二人が初めて出会ったのは風俗店であった。
「お客さん、どーぞ」
コップに酒を注いだ七緒に和雄は"ありがとう"と言った。
嬉しそうに笑った七緒に和雄は一瞬で恋に落ちた。
到底叶わないと思っていた。
でも、違った。
「私で良いんですか…?」
告白した和雄に、嬉し気にそう言ったのだった。
それ以来、七緒は風俗店を辞めて近所の喫茶店で働き始めた。
付き合い初めて3年、和雄は七緒にプロポーズをしたのだった。
*****
「やっぱり15も上のオッサンなんか嫌だよな…」
アパートに帰った和雄は呟いた。
ふと七緒の保険証が出しっぱなしになっているのが目についた。
「仕舞えって言ってるのに」
和雄はそれを手に取り、何気なく見た。
『―…20歳』
「え?」
和雄はそれを見て驚いた。
七緒の年齢が20歳となっていたのだった。
和雄は顔をあげると、外へ飛び出した。
*****
和雄は街中を駆け回った。
そして、最後に行き着いたのは公園だった。
「七緒!」
ベンチに座っていた七緒はビクッと顔を上げた。
「…ごめんなさい。

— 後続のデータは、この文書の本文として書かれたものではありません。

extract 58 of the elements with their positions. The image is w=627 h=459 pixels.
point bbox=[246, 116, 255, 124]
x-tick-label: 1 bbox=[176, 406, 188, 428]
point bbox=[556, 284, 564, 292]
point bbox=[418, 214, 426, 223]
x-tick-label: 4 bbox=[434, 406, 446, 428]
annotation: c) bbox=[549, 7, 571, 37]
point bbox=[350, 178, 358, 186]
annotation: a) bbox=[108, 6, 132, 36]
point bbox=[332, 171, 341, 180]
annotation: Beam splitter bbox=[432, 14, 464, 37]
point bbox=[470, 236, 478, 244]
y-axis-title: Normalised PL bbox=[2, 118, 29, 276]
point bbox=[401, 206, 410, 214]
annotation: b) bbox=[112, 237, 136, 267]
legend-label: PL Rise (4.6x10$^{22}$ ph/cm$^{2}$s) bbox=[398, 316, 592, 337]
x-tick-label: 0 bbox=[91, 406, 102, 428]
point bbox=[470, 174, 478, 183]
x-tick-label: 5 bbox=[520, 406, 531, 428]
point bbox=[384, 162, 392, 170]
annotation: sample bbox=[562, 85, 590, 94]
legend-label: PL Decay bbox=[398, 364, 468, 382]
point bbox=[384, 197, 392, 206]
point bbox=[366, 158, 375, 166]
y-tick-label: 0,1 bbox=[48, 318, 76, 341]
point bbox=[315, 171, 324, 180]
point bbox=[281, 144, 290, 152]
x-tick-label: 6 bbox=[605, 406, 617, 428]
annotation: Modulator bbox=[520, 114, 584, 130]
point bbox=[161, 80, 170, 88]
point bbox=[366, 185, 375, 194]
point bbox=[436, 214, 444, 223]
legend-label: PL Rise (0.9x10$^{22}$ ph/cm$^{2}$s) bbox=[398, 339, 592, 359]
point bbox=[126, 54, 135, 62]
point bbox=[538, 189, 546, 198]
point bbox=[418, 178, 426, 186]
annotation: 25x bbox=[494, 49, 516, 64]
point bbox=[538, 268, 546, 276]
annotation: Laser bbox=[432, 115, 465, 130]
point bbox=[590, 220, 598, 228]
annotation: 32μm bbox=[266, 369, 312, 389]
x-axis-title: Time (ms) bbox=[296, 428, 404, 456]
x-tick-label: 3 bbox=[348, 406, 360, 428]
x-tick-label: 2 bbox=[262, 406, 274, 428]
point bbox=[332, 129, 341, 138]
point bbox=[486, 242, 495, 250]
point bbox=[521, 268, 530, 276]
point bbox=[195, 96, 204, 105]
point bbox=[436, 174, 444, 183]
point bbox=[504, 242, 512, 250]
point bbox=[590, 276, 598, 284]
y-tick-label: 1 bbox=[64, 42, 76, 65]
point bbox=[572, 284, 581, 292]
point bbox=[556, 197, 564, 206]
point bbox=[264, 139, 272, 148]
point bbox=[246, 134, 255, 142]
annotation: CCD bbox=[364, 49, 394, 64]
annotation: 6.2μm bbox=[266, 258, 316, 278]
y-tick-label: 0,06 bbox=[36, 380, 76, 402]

」
泣きそうな顔でそう言った七緒は話始めた。
16で親を振り切り上京した七緒は、年齢を隠して風俗店に勤めていたという。
そして、18の時に和雄に出会った。
「最初は…お金とか貰えるかなって思ってたの。
だけど…
和雄さん、凄く優しくて。
私を見てくれて…。
私が何か出来ない事があっても笑って励ましてくれて…
好きになっちゃって…でも、私は騙してた!!
最低なのっ!」
そう言った七緒を和雄は抱きしめた。
「知ってるよ。
七緒が本当にいい子なのも…優しい子なのも、全部。」
泣き出した七緒の頭を撫でながら和雄は続けた。
「俺と、結婚してください。」
七緒は泣き声を上げて和雄に抱き着いた。
桜が舞う頃、指輪を取り交わす新郎新婦が笑っていた。